Bicorne de la campagne de Russie

Cette aile-là, au moins, a été préservée et est devenue un musée. Cinq pièces dont une seule garde encore les boiseries murales d’époque et le parquet au sol. C’est aussi l’unique salle où les vitrines évoquent les études du plus célèbre pensionnaire, avec les reproductions de son dossier d’entrée (les originaux se trouvent aux Archives nationales, à Paris). Les autres pièces sont consacrées aux batailles qui ont eu lieu dans la région, en 1814. Il y a aussi, dans la salle de la Légende, un des dix-neuf bicornes de Napoléon reconnus comme authentiques. Celui-ci date de la campagne de Russie, en 1812.

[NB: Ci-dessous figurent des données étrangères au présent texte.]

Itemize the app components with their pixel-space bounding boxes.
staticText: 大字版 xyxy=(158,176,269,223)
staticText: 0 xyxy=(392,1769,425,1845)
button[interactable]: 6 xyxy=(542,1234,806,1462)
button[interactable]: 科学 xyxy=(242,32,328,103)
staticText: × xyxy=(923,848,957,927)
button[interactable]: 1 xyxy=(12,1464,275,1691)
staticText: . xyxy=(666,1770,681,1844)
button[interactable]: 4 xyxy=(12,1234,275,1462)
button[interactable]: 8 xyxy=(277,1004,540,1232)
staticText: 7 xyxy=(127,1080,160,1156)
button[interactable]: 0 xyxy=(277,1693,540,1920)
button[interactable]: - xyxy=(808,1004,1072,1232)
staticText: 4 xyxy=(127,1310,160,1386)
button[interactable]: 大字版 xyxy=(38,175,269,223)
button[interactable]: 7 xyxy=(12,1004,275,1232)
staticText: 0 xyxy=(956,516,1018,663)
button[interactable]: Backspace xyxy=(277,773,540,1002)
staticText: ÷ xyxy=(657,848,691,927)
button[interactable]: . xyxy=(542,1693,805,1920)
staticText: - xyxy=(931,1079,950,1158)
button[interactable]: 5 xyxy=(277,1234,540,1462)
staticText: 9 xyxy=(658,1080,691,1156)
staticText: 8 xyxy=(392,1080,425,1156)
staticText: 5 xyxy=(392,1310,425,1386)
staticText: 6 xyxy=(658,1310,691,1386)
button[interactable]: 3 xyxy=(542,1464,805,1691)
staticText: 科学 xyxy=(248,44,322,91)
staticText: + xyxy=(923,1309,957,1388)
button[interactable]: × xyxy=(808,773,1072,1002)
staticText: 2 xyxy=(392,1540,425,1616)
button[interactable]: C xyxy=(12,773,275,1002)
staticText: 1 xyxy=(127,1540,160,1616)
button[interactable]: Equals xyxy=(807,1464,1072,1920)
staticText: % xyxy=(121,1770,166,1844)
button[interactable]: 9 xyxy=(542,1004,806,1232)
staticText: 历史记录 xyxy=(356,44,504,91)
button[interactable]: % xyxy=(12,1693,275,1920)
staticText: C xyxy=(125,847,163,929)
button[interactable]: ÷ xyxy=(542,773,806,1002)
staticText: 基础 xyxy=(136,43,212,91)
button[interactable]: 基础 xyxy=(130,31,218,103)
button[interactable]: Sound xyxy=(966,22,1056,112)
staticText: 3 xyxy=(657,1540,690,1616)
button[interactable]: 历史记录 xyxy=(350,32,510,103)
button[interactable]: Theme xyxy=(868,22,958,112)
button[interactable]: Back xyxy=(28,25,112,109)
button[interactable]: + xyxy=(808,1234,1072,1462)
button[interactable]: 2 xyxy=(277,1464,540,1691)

Napoléon n’est pas le seul militaire célèbre à avoir fait ses études ici. Pichegru, resté royaliste et qui a comploté contre l’empereur, est venu ici un peu avant lui. Davoust, futur maréchal d’Empire, est par contre de la même époque. Et surtout, Bourienne, qui fut son ami d’enfance puis son secrétaire jusqu’en 1801. Il a laissé ses souvenirs d’alors et il a raconté une bataille de boules de neige épique que le jeune Napoléon aurait commandée. Des modélistes en ont fait une maquette, exposée ici.

Formation "à la dure"

Angélique Duc est animatrice du musée : "Brienne était une école militaire mais les religieux n’y enseignaient pas l’art de la guerre. Il s’agit surtout d’un enseignement général. Il y a un concours de sortie et, suivant la réussite, on peut prétendre à être reçu à l’Ecole militaire de Paris." Il a été reçu !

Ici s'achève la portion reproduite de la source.